When I was eighteen I cut most of my pubic hair off and wearing trousers felt strange to me; that was how having no testicles felt. Also, there were large parts of my day when no thoughts occurred to me; blank; just staring into the space between objects. Something that had been going on for years – since Leanne pinned me against a fence in primary school – faded out and I was peaceful. So much sadness that had fell my moods into black & white was now gone.
I put the television on. None of it interested me.
In preparation for sleep, as well as brushing my teeth and washing my face, I thought I would masturbate. A porno with a beautiful girl who was pushing a gigantic dildo into her very beautiful vagina. By the end of it she was doing an impersonation of a wave, rocking up & down, shrieking and squirting all over her own ankles and the upholstery.
Nothing.
Memories might do it. So I thought of a particular evening I spent with a virgin who may have been lying to me about being a virgin. She wore wonderful underwear that was tied together by silk ribbons. She enjoyed it when I sprayed my come on her dark nipples.
Nothing.
My left hand needed something to hold on to, but was left unusually unused.
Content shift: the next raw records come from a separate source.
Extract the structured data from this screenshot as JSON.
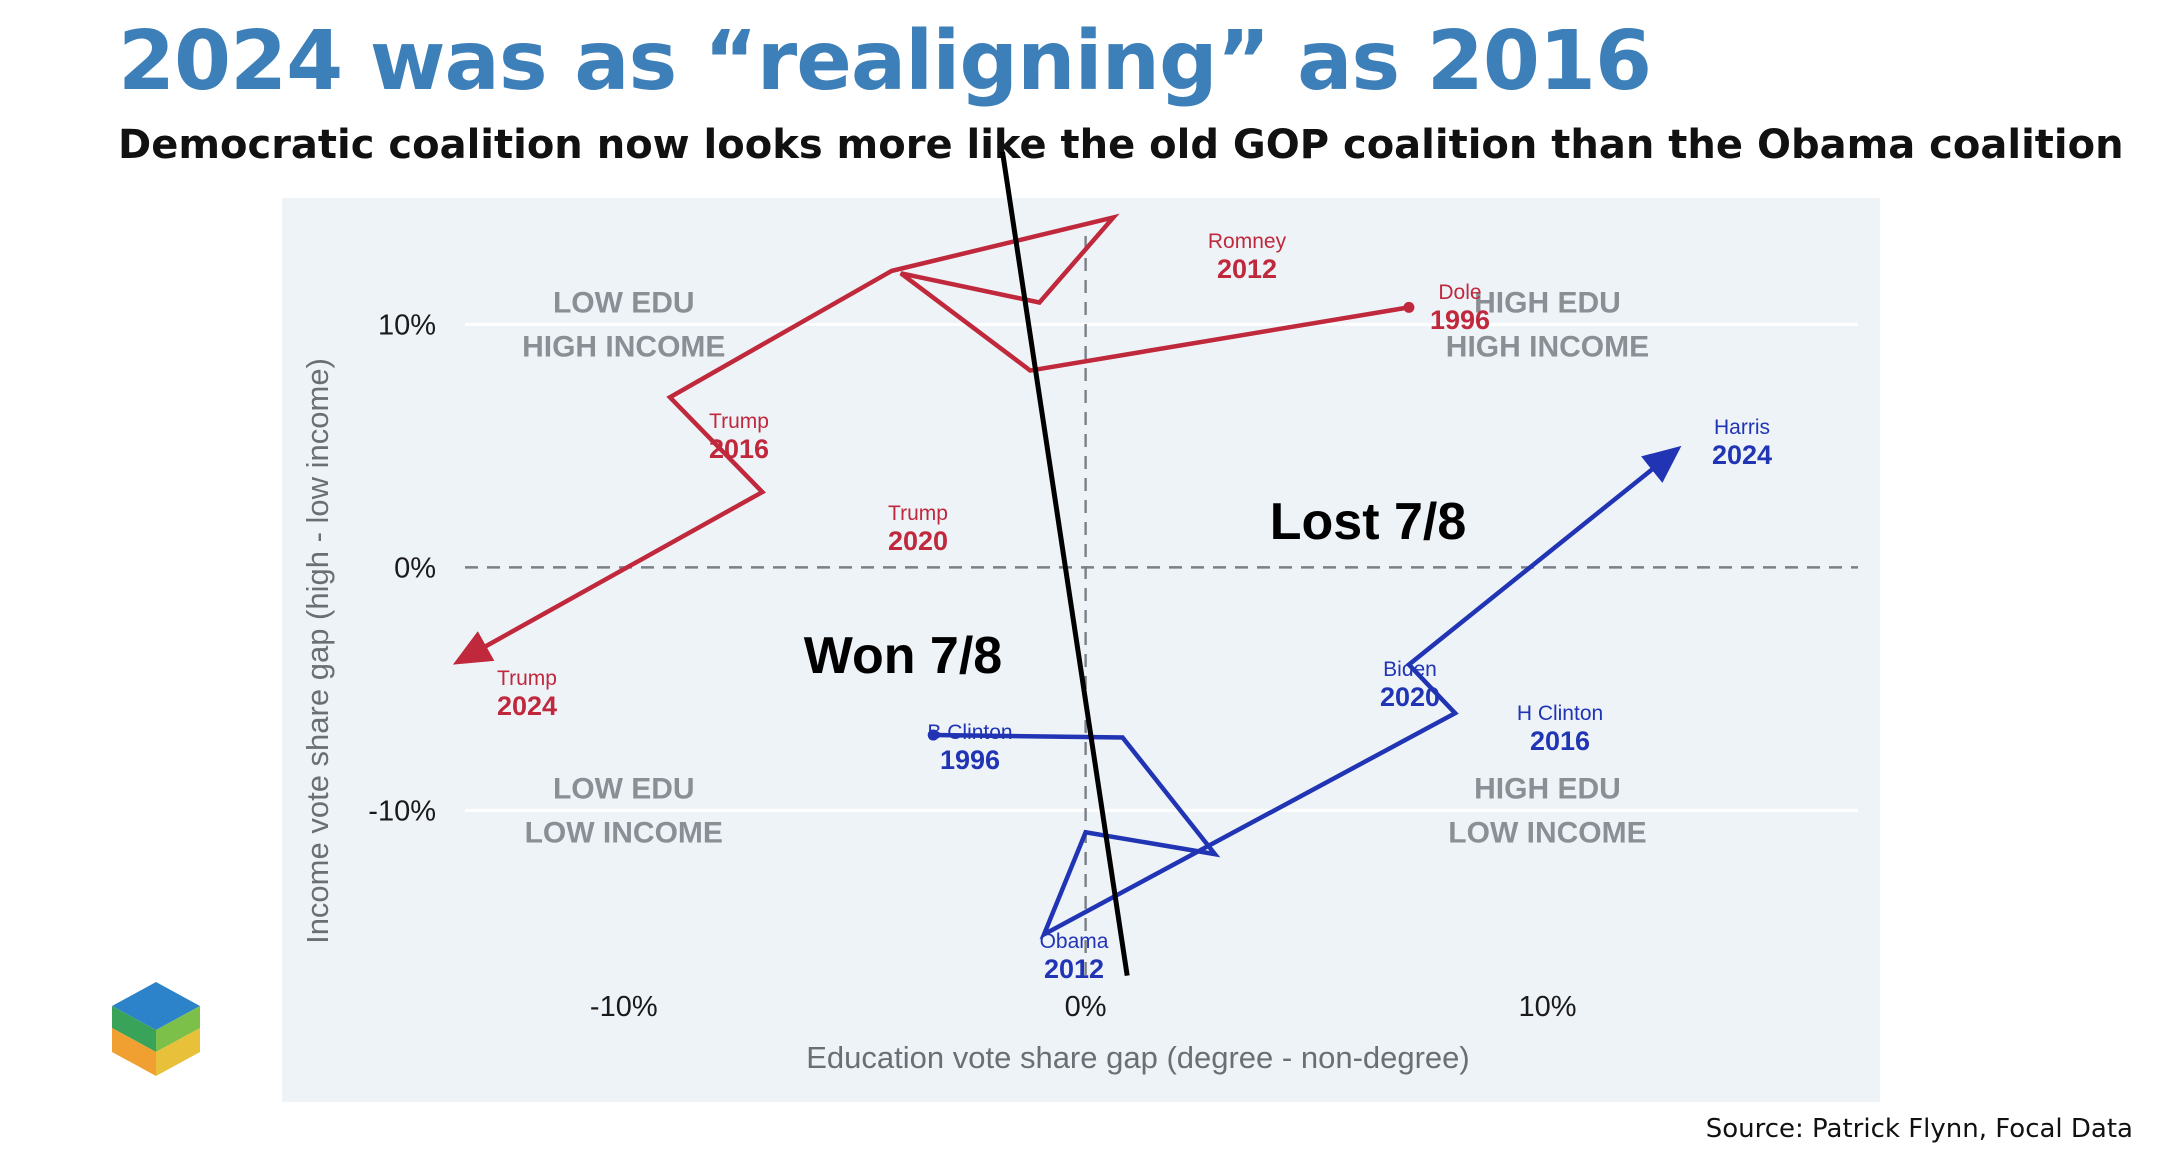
{
  "header": {
    "title": "2024 was as “realigning” as 2016",
    "subtitle": "Democratic coalition now looks more like the old GOP coalition than the Obama coalition"
  },
  "footer": {
    "source": "Source: Patrick Flynn, Focal Data"
  },
  "colors": {
    "title": "#3d7fb8",
    "republican": "#c0283c",
    "democrat": "#2034b4",
    "plot_background": "#eef3f8",
    "quadrant_label": "#8a8f96",
    "divider": "#000000"
  },
  "chart_data": {
    "type": "scatter",
    "xlabel": "Education vote share gap (degree - non-degree)",
    "ylabel": "Income vote share gap (high - low income)",
    "xlim": [
      -17.4,
      17.2
    ],
    "ylim": [
      -22,
      15.2
    ],
    "x_ticks": [
      {
        "value": -10,
        "label": "-10%"
      },
      {
        "value": 0,
        "label": "0%"
      },
      {
        "value": 10,
        "label": "10%"
      }
    ],
    "y_ticks": [
      {
        "value": 10,
        "label": "10%"
      },
      {
        "value": 0,
        "label": "0%"
      },
      {
        "value": -10,
        "label": "-10%"
      }
    ],
    "zero_lines": "dashed",
    "series": [
      {
        "party": "republican",
        "color": "#c0283c",
        "points": [
          {
            "x": 7,
            "y": 10.7,
            "name": "Dole",
            "year": "1996"
          },
          {
            "x": -1.2,
            "y": 8.1,
            "name": "",
            "year": ""
          },
          {
            "x": -4,
            "y": 12.1,
            "name": "",
            "year": ""
          },
          {
            "x": -1,
            "y": 10.9,
            "name": "",
            "year": ""
          },
          {
            "x": 0.6,
            "y": 14.4,
            "name": "Romney",
            "year": "2012"
          },
          {
            "x": -4.2,
            "y": 12.2,
            "name": "",
            "year": ""
          },
          {
            "x": -9,
            "y": 7,
            "name": "Trump",
            "year": "2016"
          },
          {
            "x": -7,
            "y": 3.1,
            "name": "Trump",
            "year": "2020"
          },
          {
            "x": -13.7,
            "y": -4,
            "name": "Trump",
            "year": "2024"
          }
        ]
      },
      {
        "party": "democrat",
        "color": "#2034b4",
        "points": [
          {
            "x": -3.3,
            "y": -6.9,
            "name": "B Clinton",
            "year": "1996"
          },
          {
            "x": 0.8,
            "y": -7,
            "name": "",
            "year": ""
          },
          {
            "x": 2.8,
            "y": -11.8,
            "name": "",
            "year": ""
          },
          {
            "x": 0,
            "y": -10.9,
            "name": "",
            "year": ""
          },
          {
            "x": -0.9,
            "y": -15.1,
            "name": "Obama",
            "year": "2012"
          },
          {
            "x": 8,
            "y": -6,
            "name": "H Clinton",
            "year": "2016"
          },
          {
            "x": 7,
            "y": -4,
            "name": "Biden",
            "year": "2020"
          },
          {
            "x": 12.9,
            "y": 5,
            "name": "Harris",
            "year": "2024"
          }
        ]
      }
    ],
    "divider_line": {
      "x1": -1.8,
      "y1": 17.1,
      "x2": 0.9,
      "y2": -16.8
    },
    "annotations": [
      {
        "text": "Won 7/8"
      },
      {
        "text": "Lost 7/8"
      }
    ],
    "quadrant_labels": [
      {
        "line1": "LOW EDU",
        "line2": "HIGH INCOME"
      },
      {
        "line1": "HIGH EDU",
        "line2": "HIGH INCOME"
      },
      {
        "line1": "LOW EDU",
        "line2": "LOW INCOME"
      },
      {
        "line1": "HIGH EDU",
        "line2": "LOW INCOME"
      }
    ]
  }
}
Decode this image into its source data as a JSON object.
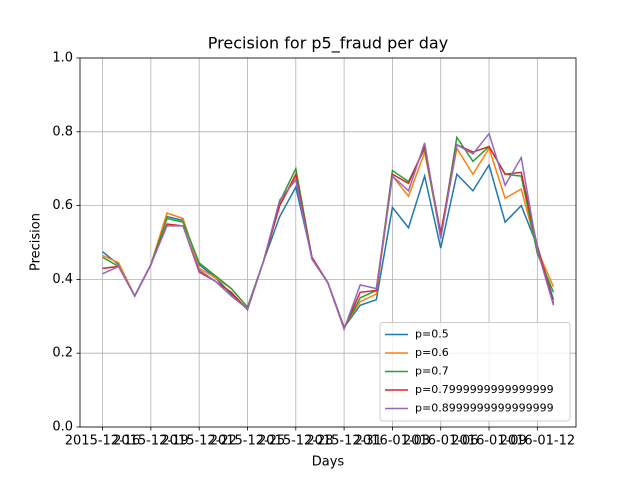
{
  "chart_data": {
    "type": "line",
    "title": "Precision for p5_fraud per day",
    "x_label": "Days",
    "y_label": "Precision",
    "x": [
      "2015-12-16",
      "2015-12-17",
      "2015-12-18",
      "2015-12-19",
      "2015-12-20",
      "2015-12-21",
      "2015-12-22",
      "2015-12-23",
      "2015-12-24",
      "2015-12-25",
      "2015-12-26",
      "2015-12-27",
      "2015-12-28",
      "2015-12-29",
      "2015-12-30",
      "2015-12-31",
      "2016-01-01",
      "2016-01-02",
      "2016-01-03",
      "2016-01-04",
      "2016-01-05",
      "2016-01-06",
      "2016-01-07",
      "2016-01-08",
      "2016-01-09",
      "2016-01-10",
      "2016-01-11",
      "2016-01-12",
      "2016-01-13"
    ],
    "series": [
      {
        "name": "p=0.5",
        "color": "#1f77b4",
        "values": [
          0.475,
          0.44,
          0.355,
          0.44,
          0.57,
          0.56,
          0.44,
          0.405,
          0.36,
          0.32,
          0.45,
          0.57,
          0.65,
          0.46,
          0.39,
          0.27,
          0.33,
          0.345,
          0.595,
          0.54,
          0.68,
          0.485,
          0.685,
          0.64,
          0.71,
          0.555,
          0.6,
          0.49,
          0.345
        ]
      },
      {
        "name": "p=0.6",
        "color": "#ff7f0e",
        "values": [
          0.465,
          0.445,
          0.355,
          0.44,
          0.58,
          0.565,
          0.43,
          0.405,
          0.375,
          0.325,
          0.45,
          0.6,
          0.68,
          0.46,
          0.39,
          0.27,
          0.34,
          0.36,
          0.68,
          0.625,
          0.745,
          0.52,
          0.755,
          0.685,
          0.755,
          0.62,
          0.645,
          0.48,
          0.38
        ]
      },
      {
        "name": "p=0.7",
        "color": "#2ca02c",
        "values": [
          0.46,
          0.435,
          0.355,
          0.44,
          0.565,
          0.555,
          0.445,
          0.41,
          0.375,
          0.325,
          0.45,
          0.61,
          0.7,
          0.46,
          0.39,
          0.268,
          0.35,
          0.37,
          0.695,
          0.665,
          0.755,
          0.515,
          0.785,
          0.72,
          0.76,
          0.685,
          0.68,
          0.47,
          0.365
        ]
      },
      {
        "name": "p=0.7999999999999999",
        "color": "#d62728",
        "values": [
          0.43,
          0.435,
          0.355,
          0.44,
          0.55,
          0.545,
          0.42,
          0.395,
          0.365,
          0.318,
          0.45,
          0.6,
          0.685,
          0.46,
          0.39,
          0.268,
          0.365,
          0.37,
          0.685,
          0.66,
          0.76,
          0.525,
          0.765,
          0.745,
          0.76,
          0.685,
          0.69,
          0.49,
          0.335
        ]
      },
      {
        "name": "p=0.8999999999999999",
        "color": "#9467bd",
        "values": [
          0.415,
          0.435,
          0.355,
          0.44,
          0.545,
          0.545,
          0.425,
          0.395,
          0.355,
          0.32,
          0.45,
          0.615,
          0.67,
          0.455,
          0.39,
          0.265,
          0.385,
          0.375,
          0.68,
          0.64,
          0.77,
          0.51,
          0.765,
          0.74,
          0.795,
          0.655,
          0.73,
          0.48,
          0.33
        ]
      }
    ],
    "xlim": [
      "2015-12-14T14:24",
      "2016-01-14T09:36"
    ],
    "xticks": [
      "2015-12-16",
      "2015-12-19",
      "2015-12-22",
      "2015-12-25",
      "2015-12-28",
      "2015-12-31",
      "2016-01-03",
      "2016-01-06",
      "2016-01-09",
      "2016-01-12"
    ],
    "ylim": [
      0,
      1
    ],
    "yticks": [
      {
        "value": 0,
        "label": "0.0"
      },
      0.2,
      0.4,
      0.6,
      0.8,
      {
        "value": 1,
        "label": "1.0"
      }
    ],
    "grid": true,
    "legend": "lower right"
  }
}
Eventually I remembered a rollercoaster I went on that made me feel sick. I got off the rollercoaster and stumbled around until I found a bench to sit upon. I put my head on my knees and gasped for air. Then I looked beyond my feet, between the wooden slats, and the sun was dancing playfully on the water underneath the pier. I came. Nothing shot out of me but I knew I had come because I pulled a muscle in my back and my neighbours banged on the wall for me to quiet down.
In bed I found no one to think about or anything to pretend. It had been a good day. The ceiling was a cheerful enough scene for me. Then sleep shimmied over my bones.